There is a need for physical standards (reference materials) to ensure both reproducibility and consistency in the production of somatic cell types from human pluripotent stem cell (hPSC) sources. We have outlined the need for reference materials (RMs) in relation to the unique properties and concerns surrounding hPSC-derived products and suggest in-house approaches to RM generation relevant to basic research, drug screening, and therapeutic applications. hPSCs have an unparalleled potential as a source of somatic cells for drug screening, disease modeling, and therapeutic application. Undefined variation and product variability after differentiation to the lineage or cell type of interest impede efficient translation and can obscure the evaluation of clinical safety and efficacy. Moreover, in the absence of a consistent population, data generated from in vitro studies could be unreliable and irreproducible. Efforts to devise approaches and tools that facilitate improved consistency of hPSC-derived products, both as development tools and therapeutic products, will aid translation. Standards exist in both written and physical form; however, because many unknown factors persist in the field, premature written standards could inhibit rather than promote innovation and translation. We focused on the derivation of physical standard RMs. We outline the need for RMs and assess the approaches to in-house RM generation for hPSC-derived products, a critical tool for the analysis and control of product variation that can be applied by researchers and developers.
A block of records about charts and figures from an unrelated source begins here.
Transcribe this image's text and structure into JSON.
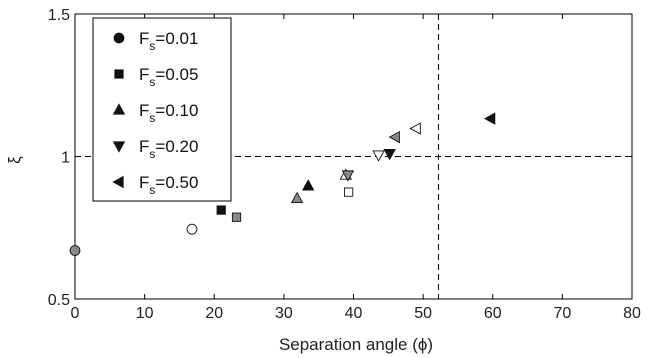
{
  "chart_data": {
    "type": "scatter",
    "title": "",
    "xlabel": "Separation angle (ϕ)",
    "ylabel": "ξ",
    "xlim": [
      0,
      80
    ],
    "ylim": [
      0.5,
      1.5
    ],
    "xticks": [
      "0",
      "10",
      "20",
      "30",
      "40",
      "50",
      "60",
      "70",
      "80"
    ],
    "yticks": [
      "0.5",
      "1",
      "1.5"
    ],
    "grid": false,
    "legend_position": "top-left",
    "reference_lines": {
      "x": 52.2,
      "y": 1.0
    },
    "series": [
      {
        "name_main": "F",
        "name_sub": "s",
        "name_suffix": "=0.01",
        "marker": "circle",
        "points": [
          {
            "x": 0,
            "y": 0.67,
            "fill": "#888888"
          },
          {
            "x": 16.8,
            "y": 0.745,
            "fill": "#ffffff"
          }
        ]
      },
      {
        "name_main": "F",
        "name_sub": "s",
        "name_suffix": "=0.05",
        "marker": "square",
        "points": [
          {
            "x": 21.0,
            "y": 0.812,
            "fill": "#111111"
          },
          {
            "x": 23.2,
            "y": 0.787,
            "fill": "#888888"
          },
          {
            "x": 39.3,
            "y": 0.875,
            "fill": "#ffffff"
          }
        ]
      },
      {
        "name_main": "F",
        "name_sub": "s",
        "name_suffix": "=0.10",
        "marker": "triangle-up",
        "points": [
          {
            "x": 33.5,
            "y": 0.897,
            "fill": "#111111"
          },
          {
            "x": 31.9,
            "y": 0.853,
            "fill": "#888888"
          },
          {
            "x": 38.9,
            "y": 0.935,
            "fill": "#ffffff"
          }
        ]
      },
      {
        "name_main": "F",
        "name_sub": "s",
        "name_suffix": "=0.20",
        "marker": "triangle-down",
        "points": [
          {
            "x": 45.2,
            "y": 1.01,
            "fill": "#111111"
          },
          {
            "x": 39.2,
            "y": 0.935,
            "fill": "#888888"
          },
          {
            "x": 43.6,
            "y": 1.005,
            "fill": "#ffffff"
          }
        ]
      },
      {
        "name_main": "F",
        "name_sub": "s",
        "name_suffix": "=0.50",
        "marker": "triangle-left",
        "points": [
          {
            "x": 59.7,
            "y": 1.133,
            "fill": "#111111"
          },
          {
            "x": 46.0,
            "y": 1.068,
            "fill": "#888888"
          },
          {
            "x": 49.0,
            "y": 1.098,
            "fill": "#ffffff"
          }
        ]
      }
    ]
  }
}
We then explore potential routes for the generation of RMs, including both cellular and noncellular materials and novel methods that might provide valuable tools to measure and account for variation. Multiparametric techniques to identify "signatures" for therapeutically relevant cell types, such as neurons and cardiomyocytes that can be derived from hPSCs, would be of significant utility, although physical RMs will be required for clinical purposes.
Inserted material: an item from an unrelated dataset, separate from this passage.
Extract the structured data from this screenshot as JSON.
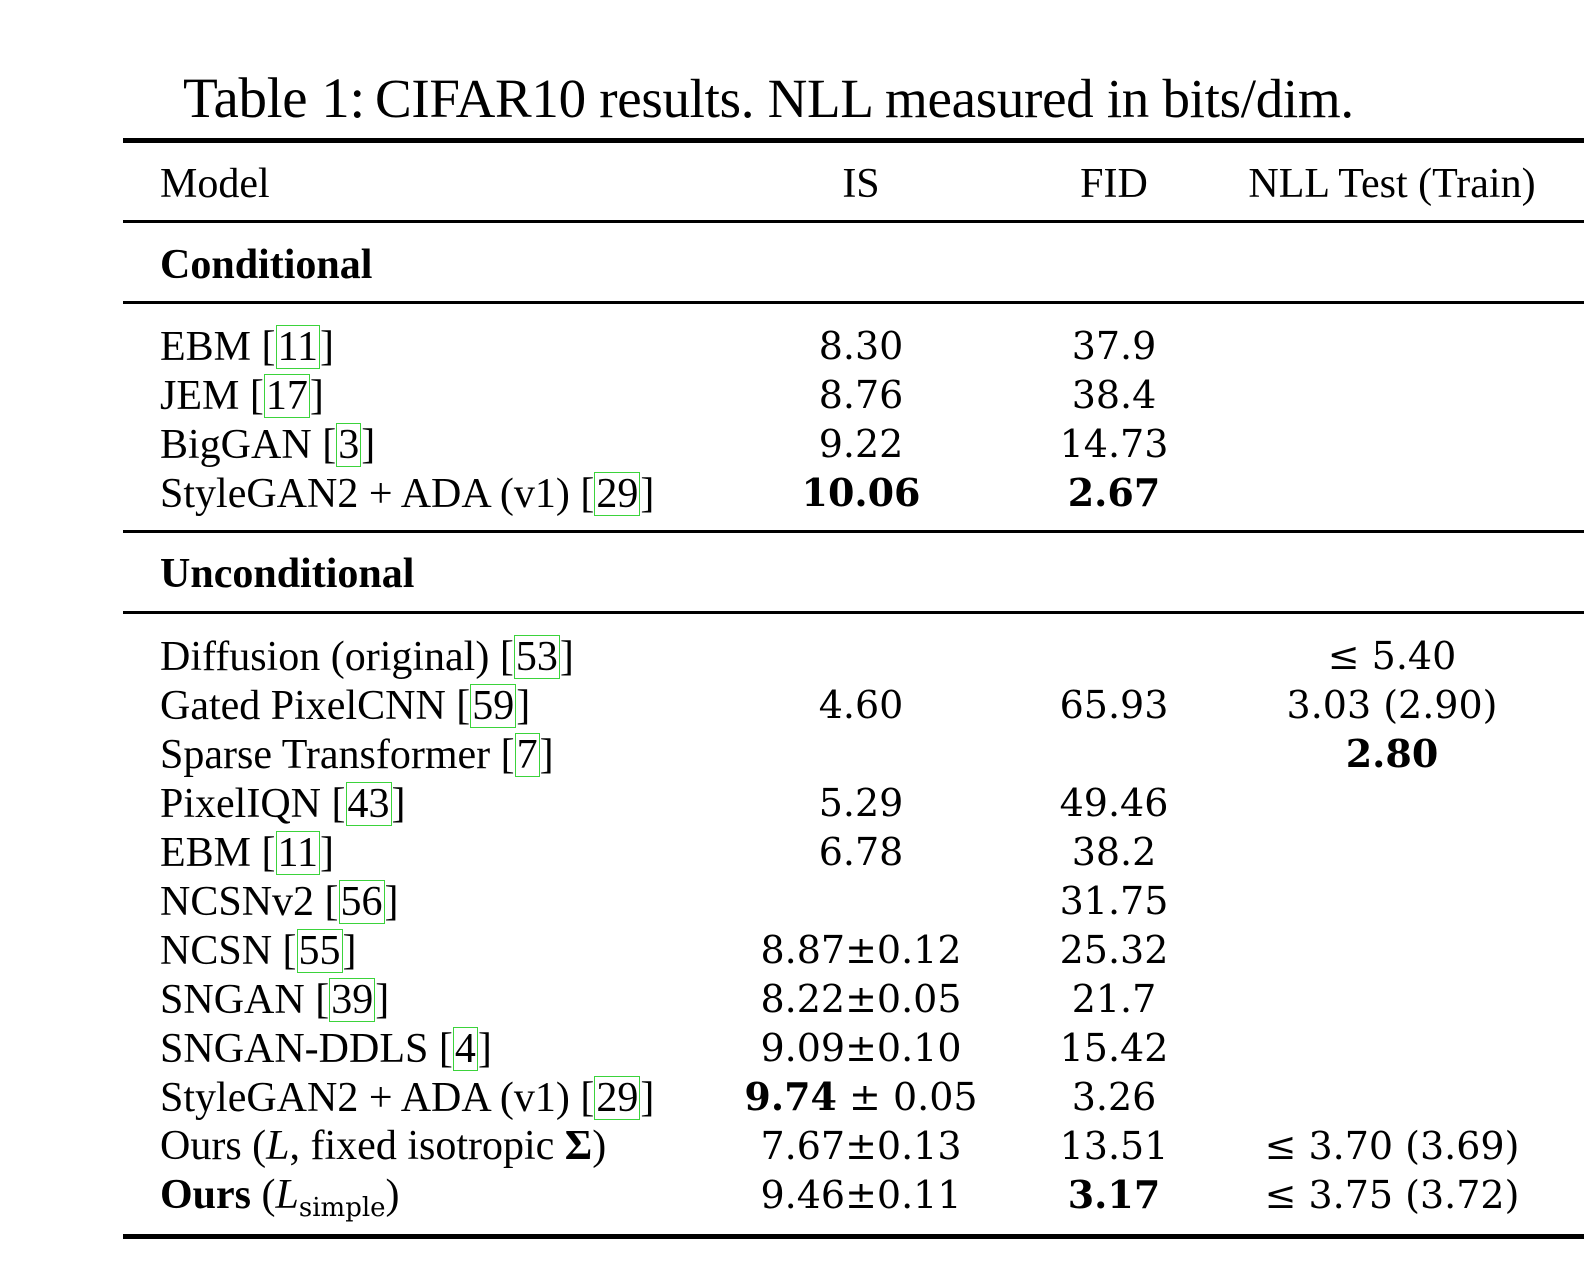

需要物理标准(参考材料)来确保从人多能干细胞(hPSC)来源生产体细胞类型时的可重复性和一致性。我们概述了与hPSC衍生产品的独特性质和相关问题有关的参考材料(RM)的需求,并提出了与基础研究、药物筛选和治疗应用相关的RM生成的内部方法。hPSC作为药物筛选、疾病建模和治疗应用的体细胞来源具有无与伦比的潜力。分化为感兴趣的谱系或细胞类型后未定义的变异和产品变异性阻碍了有效转化,并可能掩盖临床安全性和疗效的评估。此外,在缺乏一致群体的情况下,体外研究产生的数据可能不可靠且不可重复。设计有助于提高hPSC衍生产品一致性的方法和工具,无论是作为开发工具还是治疗产品,都将有助于转化。标准以书面和物理形式存在;然而,由于该领域仍存在许多未知因素,过早的书面标准可能会抑制而不是促进创新和转化。我们专注于物理标准RM的推导。我们概述了RM的需求,并评估了hPSC衍生产品内部RM生成的方法,这是分析和控制产品变异的关键工具,可供研究人员和开发人员使用。然后,我们探索了RM生成的潜在途径,包括细胞和非细胞材料以及可能提供有价值工具来测量和解释变异的新方法。尽管临床应用需要物理RM,但多参数技术来识别治疗相关细胞类型(如可从hPSC衍生的神经元和心肌细胞)的“特征”将具有重要用途。